Dans Rétro / Saga des marques

Louis-cyril Tharaux

Aux Etats-Unis, la tentative d’assassinat contre Trump, candidat à la présidence, a ravivé de sombres souvenirs. Si le pays reste traumatisé par l’assassinat de Kennedy en 1963, il se rappelle également des tirs contre Reagan en 1981. Ce dernier échappa à la mort in extremis, sauvé par ses gardes du corps et sa Lincoln Continental.

Attentat manqué : La Lincoln Continental à la rescousse du Président Reagan

On ignore si, quelques minutes plus tôt, Ronald Reagan, le nouvel homme fort de la Maison Blanche, qui conservait une bonne forme en dépit de ses 70 printemps, avait eu le temps de mâcher des bonbons à la gelée, l’un de ses petits en-cas fétiches qui lui passaient son stress et l’envie de cigarettes.

Toujours est-il que pour le 40e Président des Etats-Unis, représentant du camp Républicain et installé officiellement depuis deux mois dans le bureau ovale, cette journée du 30 mars 1981 allait être l’une des plus marquantes de son mandat, au sens dramatique du terme.

On a tiré sur le Président

Il est 15h30, ce lundi-là.
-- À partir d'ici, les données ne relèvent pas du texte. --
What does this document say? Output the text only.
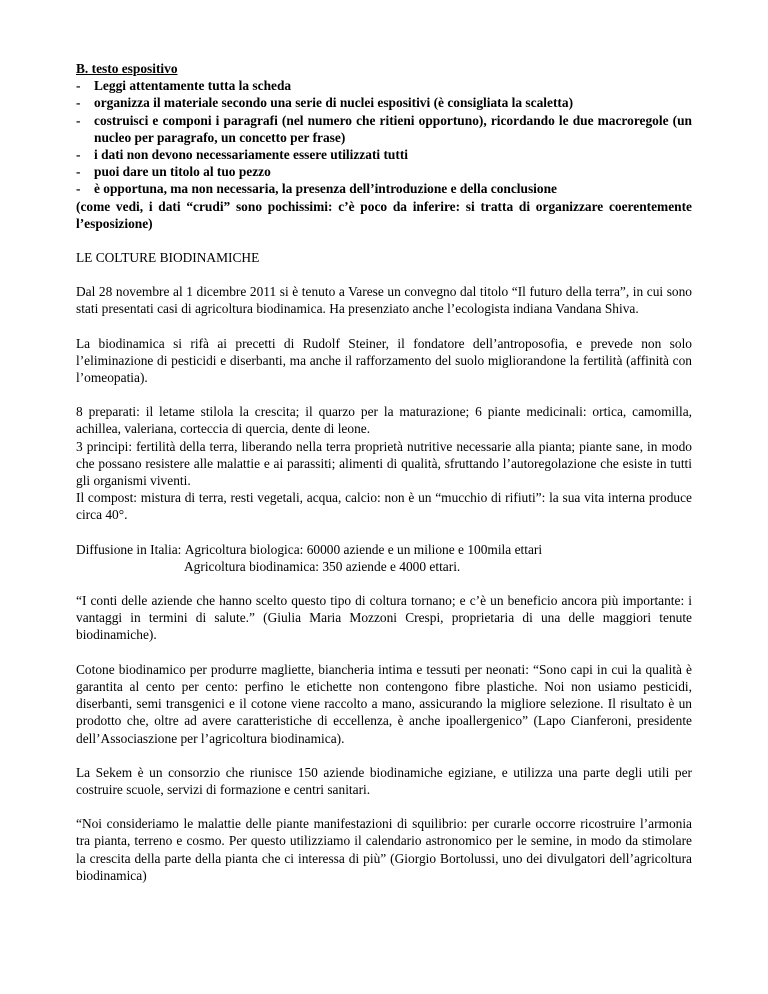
B. testo espositivo

- Leggi attentamente tutta la scheda
- organizza il materiale secondo una serie di nuclei espositivi (è consigliata la scaletta)
- costruisci e componi i paragrafi (nel numero che ritieni opportuno), ricordando le due macroregole (un nucleo per paragrafo, un concetto per frase)
- i dati non devono necessariamente essere utilizzati tutti
- puoi dare un titolo al tuo pezzo
- è opportuna, ma non necessaria, la presenza dell’introduzione e della conclusione

(come vedi, i dati “crudi” sono pochissimi: c’è poco da inferire: si tratta di organizzare coerentemente l’esposizione)

LE COLTURE BIODINAMICHE

Dal 28 novembre al 1 dicembre 2011 si è tenuto a Varese un convegno dal titolo “Il futuro della terra”, in cui sono stati presentati casi di agricoltura biodinamica. Ha presenziato anche l’ecologista indiana Vandana Shiva.

La biodinamica si rifà ai precetti di Rudolf Steiner, il fondatore dell’antroposofia, e prevede non solo l’eliminazione di pesticidi e diserbanti, ma anche il rafforzamento del suolo migliorandone la fertilità (affinità con l’omeopatia).

8 preparati: il letame stilola la crescita; il quarzo per la maturazione; 6 piante medicinali: ortica, camomilla, achillea, valeriana, corteccia di quercia, dente di leone.

3 principi: fertilità della terra, liberando nella terra proprietà nutritive necessarie alla pianta; piante sane, in modo che possano resistere alle malattie e ai parassiti; alimenti di qualità, sfruttando l’autoregolazione che esiste in tutti gli organismi viventi.

Il compost: mistura di terra, resti vegetali, acqua, calcio: non è un “mucchio di rifiuti”: la sua vita interna produce circa 40°.

Diffusione in Italia:
Agricoltura biologica: 60000 aziende e un milione e 100mila ettari
Agricoltura biodinamica: 350 aziende e 4000 ettari.

“I conti delle aziende che hanno scelto questo tipo di coltura tornano; e c’è un beneficio ancora più importante: i vantaggi in termini di salute.” (Giulia Maria Mozzoni Crespi, proprietaria di una delle maggiori tenute biodinamiche).

Cotone biodinamico per produrre magliette, biancheria intima e tessuti per neonati: “Sono capi in cui la qualità è garantita al cento per cento: perfino le etichette non contengono fibre plastiche. Noi non usiamo pesticidi, diserbanti, semi transgenici e il cotone viene raccolto a mano, assicurando la migliore selezione. Il risultato è un prodotto che, oltre ad avere caratteristiche di eccellenza, è anche ipoallergenico” (Lapo Cianferoni, presidente dell’Associaszione per l’agricoltura biodinamica).

La Sekem è un consorzio che riunisce 150 aziende biodinamiche egiziane, e utilizza una parte degli utili per costruire scuole, servizi di formazione e centri sanitari.

“Noi consideriamo le malattie delle piante manifestazioni di squilibrio: per curarle occorre ricostruire l’armonia tra pianta, terreno e cosmo. Per questo utilizziamo il calendario astronomico per le semine, in modo da stimolare la crescita della parte della pianta che ci interessa di più” (Giorgio Bortolussi, uno dei divulgatori dell’agricoltura biodinamica)
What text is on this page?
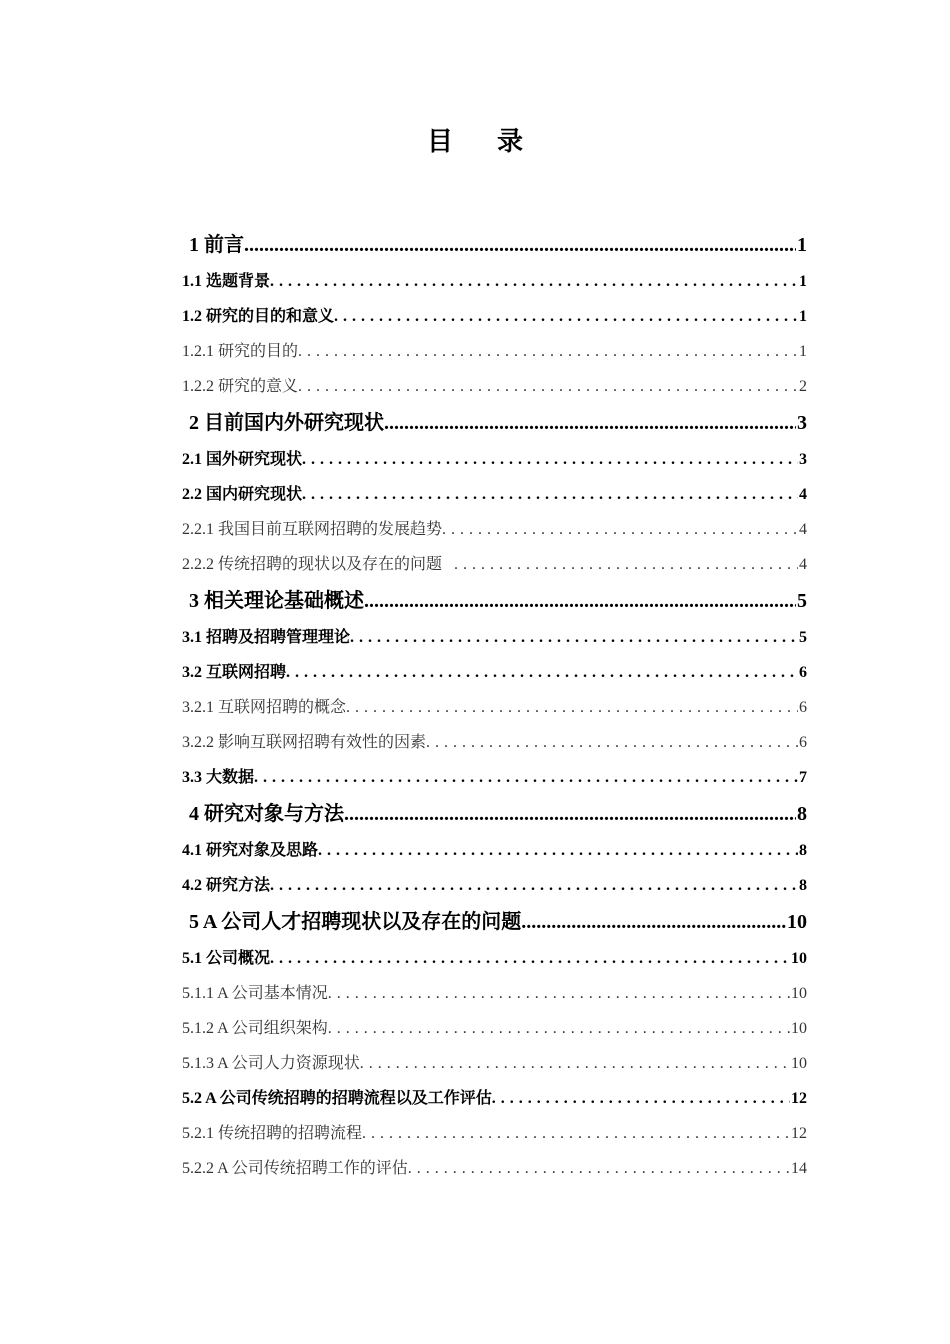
目录
1 前言 .....	1
1.1 选题背景 .....	1
1.2 研究的目的和意义 .....	1
1.2.1 研究的目的 .....	1
1.2.2 研究的意义 .....	2
2 目前国内外研究现状 .....	3
2.1 国外研究现状 .....	3
2.2 国内研究现状 .....	4
2.2.1 我国目前互联网招聘的发展趋势 .....	4
2.2.2 传统招聘的现状以及存在的问题 .....	4
3 相关理论基础概述 .....	5
3.1 招聘及招聘管理理论 .....	5
3.2 互联网招聘 .....	6
3.2.1 互联网招聘的概念 .....	6
3.2.2 影响互联网招聘有效性的因素 .....	6
3.3 大数据 .....	7
4 研究对象与方法 .....	8
4.1 研究对象及思路 .....	8
4.2 研究方法 .....	8
5 A 公司人才招聘现状以及存在的问题 .....	10
5.1 公司概况 .....	10
5.1.1 A 公司基本情况 .....	10
5.1.2 A 公司组织架构 .....	10
5.1.3 A 公司人力资源现状 .....	10
5.2 A 公司传统招聘的招聘流程以及工作评估 .....	12
5.2.1 传统招聘的招聘流程 .....	12
5.2.2 A 公司传统招聘工作的评估 .....	14
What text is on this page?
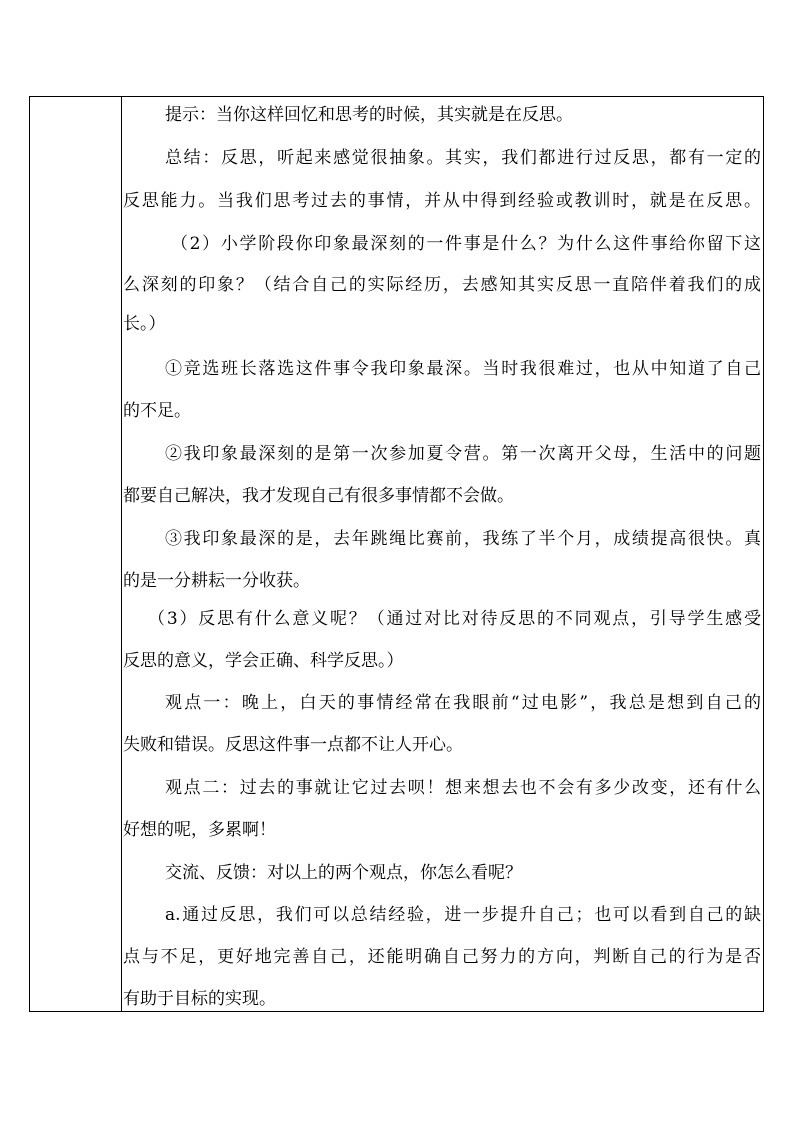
提示：当你这样回忆和思考的时候，其实就是在反思。

总结：反思，听起来感觉很抽象。其实，我们都进行过反思，都有一定的

反思能力。当我们思考过去的事情，并从中得到经验或教训时，就是在反思。

（2）小学阶段你印象最深刻的一件事是什么？为什么这件事给你留下这

么深刻的印象？（结合自己的实际经历，去感知其实反思一直陪伴着我们的成

长。）

①竞选班长落选这件事令我印象最深。当时我很难过，也从中知道了自己

的不足。

②我印象最深刻的是第一次参加夏令营。第一次离开父母，生活中的问题

都要自己解决，我才发现自己有很多事情都不会做。

③我印象最深的是，去年跳绳比赛前，我练了半个月，成绩提高很快。真

的是一分耕耘一分收获。

（3）反思有什么意义呢？（通过对比对待反思的不同观点，引导学生感受

反思的意义，学会正确、科学反思。）

观点一：晚上，白天的事情经常在我眼前“过电影”，我总是想到自己的

失败和错误。反思这件事一点都不让人开心。

观点二：过去的事就让它过去呗！想来想去也不会有多少改变，还有什么

好想的呢，多累啊！

交流、反馈：对以上的两个观点，你怎么看呢？

a.通过反思，我们可以总结经验，进一步提升自己；也可以看到自己的缺

点与不足，更好地完善自己，还能明确自己努力的方向，判断自己的行为是否

有助于目标的实现。
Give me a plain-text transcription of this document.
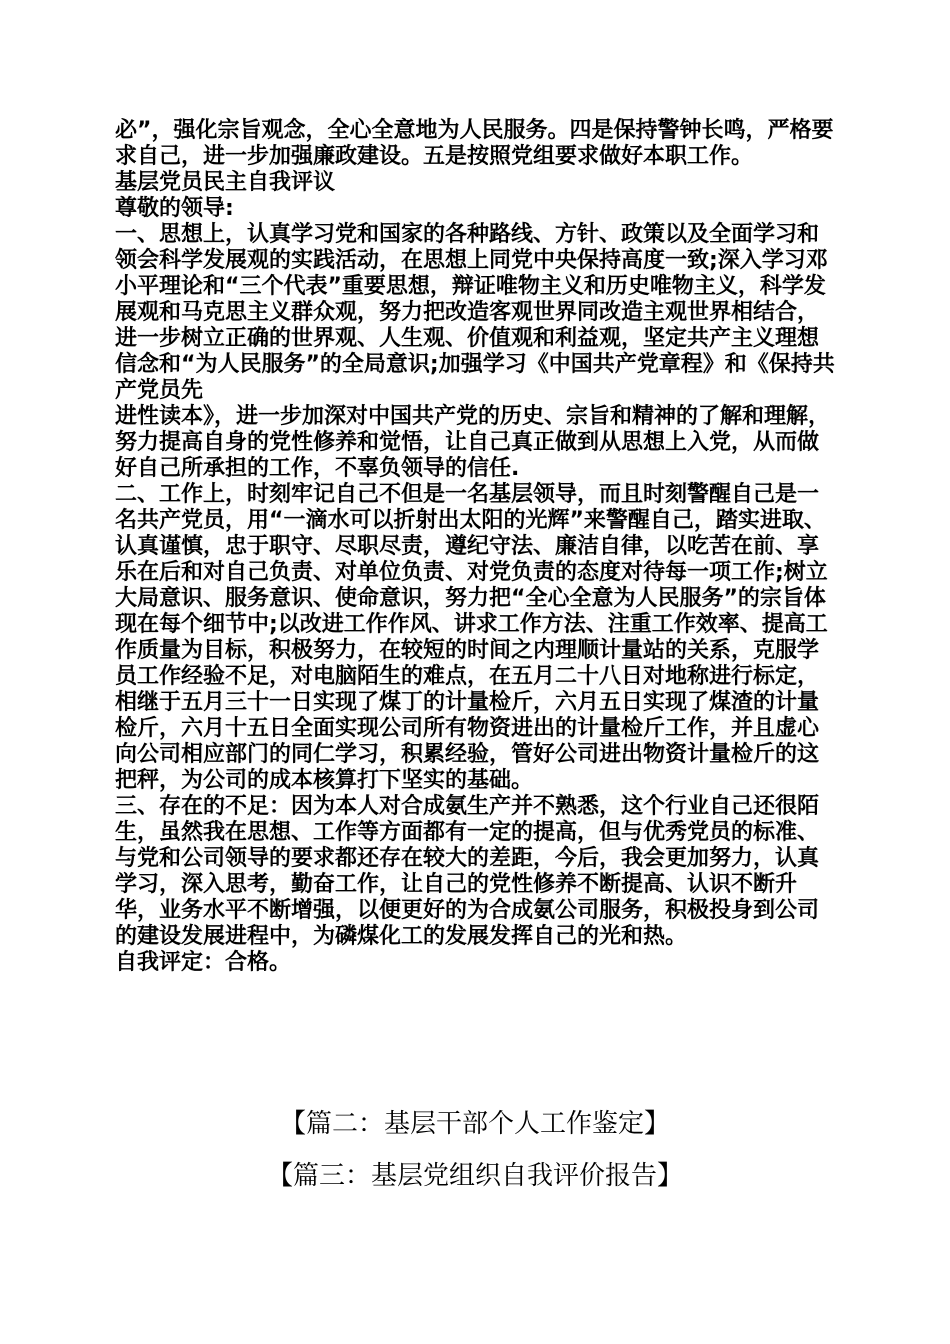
必”，强化宗旨观念，全心全意地为人民服务。四是保持警钟长鸣，严格要求自己，进一步加强廉政建设。五是按照党组要求做好本职工作。

基层党员民主自我评议

尊敬的领导:

一、思想上，认真学习党和国家的各种路线、方针、政策以及全面学习和领会科学发展观的实践活动，在思想上同党中央保持高度一致;深入学习邓小平理论和“三个代表”重要思想，辩证唯物主义和历史唯物主义，科学发展观和马克思主义群众观，努力把改造客观世界同改造主观世界相结合，进一步树立正确的世界观、人生观、价值观和利益观，坚定共产主义理想信念和“为人民服务”的全局意识;加强学习《中国共产党章程》和《保持共产党员先

进性读本》，进一步加深对中国共产党的历史、宗旨和精神的了解和理解，努力提高自身的党性修养和觉悟，让自己真正做到从思想上入党，从而做好自己所承担的工作，不辜负领导的信任.

二、工作上，时刻牢记自己不但是一名基层领导，而且时刻警醒自己是一名共产党员，用“一滴水可以折射出太阳的光辉”来警醒自己，踏实进取、认真谨慎，忠于职守、尽职尽责，遵纪守法、廉洁自律，以吃苦在前、享乐在后和对自己负责、对单位负责、对党负责的态度对待每一项工作;树立大局意识、服务意识、使命意识，努力把“全心全意为人民服务”的宗旨体现在每个细节中;以改进工作作风、讲求工作方法、注重工作效率、提高工作质量为目标，积极努力，在较短的时间之内理顺计量站的关系，克服学员工作经验不足，对电脑陌生的难点，在五月二十八日对地称进行标定，相继于五月三十一日实现了煤丁的计量检斤，六月五日实现了煤渣的计量检斤，六月十五日全面实现公司所有物资进出的计量检斤工作，并且虚心向公司相应部门的同仁学习，积累经验，管好公司进出物资计量检斤的这把秤，为公司的成本核算打下坚实的基础。

三、存在的不足：因为本人对合成氨生产并不熟悉，这个行业自己还很陌生，虽然我在思想、工作等方面都有一定的提高，但与优秀党员的标准、与党和公司领导的要求都还存在较大的差距，今后，我会更加努力，认真学习，深入思考，勤奋工作，让自己的党性修养不断提高、认识不断升华，业务水平不断增强，以便更好的为合成氨公司服务，积极投身到公司的建设发展进程中，为磷煤化工的发展发挥自己的光和热。

自我评定：合格。

【篇二：基层干部个人工作鉴定】
【篇三：基层党组织自我评价报告】
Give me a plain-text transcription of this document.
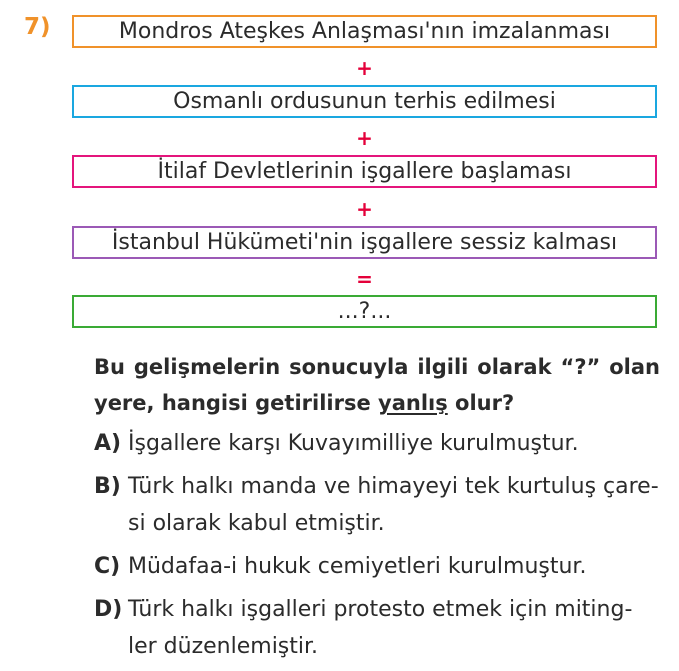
7)	Mondros Ateşkes Anlaşması'nın imzalanması
+
Osmanlı ordusunun terhis edilmesi
+
İtilaf Devletlerinin işgallere başlaması
+
İstanbul Hükümeti'nin işgallere sessiz kalması
=
...?...
Bu gelişmelerin sonucuyla ilgili olarak “?” olan yere, hangisi getirilirse yanlış olur?
A) İşgallere karşı Kuvayımilliye kurulmuştur.
B) Türk halkı manda ve himayeyi tek kurtuluş çare-si olarak kabul etmiştir.
C) Müdafaa-i hukuk cemiyetleri kurulmuştur.
D) Türk halkı işgalleri protesto etmek için miting-ler düzenlemiştir.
L’agenda de début de semaine n’attend pas. Alors qu’il vient de tenir une allocution devant les membres de la Fédération américaine du Travail, dans les salons de l’hôtel Hilton, à Washington, celui qui s’est fait connaître du public dès les années 40 par ses seconds rôles à Hollywood presse le pas à la façon d’un acteur, scruté de près par une armée de caméras et d’appareils photos.

15h30, ce 30 mars 1981. On vient de tirer sur le nouvel homme fort de la Maison Blanche. Ronald Reagan, blessé par une balle, est exfiltré à l'arrière de sa Lincoln Continental - Crédit Ron Edmonds AP
15h30, ce 30 mars 1981. On vient de tirer sur le nouvel homme fort de la Maison Blanche. Ronald Reagan, blessé par une balle, est exfiltré à l'arrière de sa Lincoln Continental - Crédit Ron Edmonds AP

Une poignée de secondes plus tard, tout va basculer, précisément comme dans un polar ou un film d’action. A peine sorti de l’établissement, d’un pas allant, pour regagner la Lincoln Continental Coupé qui l’attend, saluant de sa main gauche exempte d’arthrite des supporters venus l’acclamer, six coups de feu secs retentissent soudain depuis la foule…

Sur place, devant le 1919 de la Connecticut Avenue, c’est la panique. En dépit du bon boulot de ses gardes du corps, Ronald Reagan se courbe puis s’affaisse, grièvement blessé. Une balle de revolver 22 long rifle est venue se loger dans le poumon gauche du chef d’Etat américain, arrêtant sa percée à la limite du cœur... L’un de ses agents, Jerry Parr, est également blessé, tout comme un policier local et James Brady, le porte-parole de la Maison Blanche.

Les hommes du Secret Service identifient le tireur en un éclair. Il était jusque-là dissimulé derrière les journalistes. Avec l'aide des policiers présents, ils lui sautent dessus et l’immobilisent contre un mur alors qu’il brandissait son arme de nouveau. Au même moment, Ronald Reagan est exfiltré en urgence, poussé par sa garde rapprochée à l’arrière de la Lincoln Continental. Direction l’hôpital universitaire George Washington, situé à 1,5 mile plus au sud.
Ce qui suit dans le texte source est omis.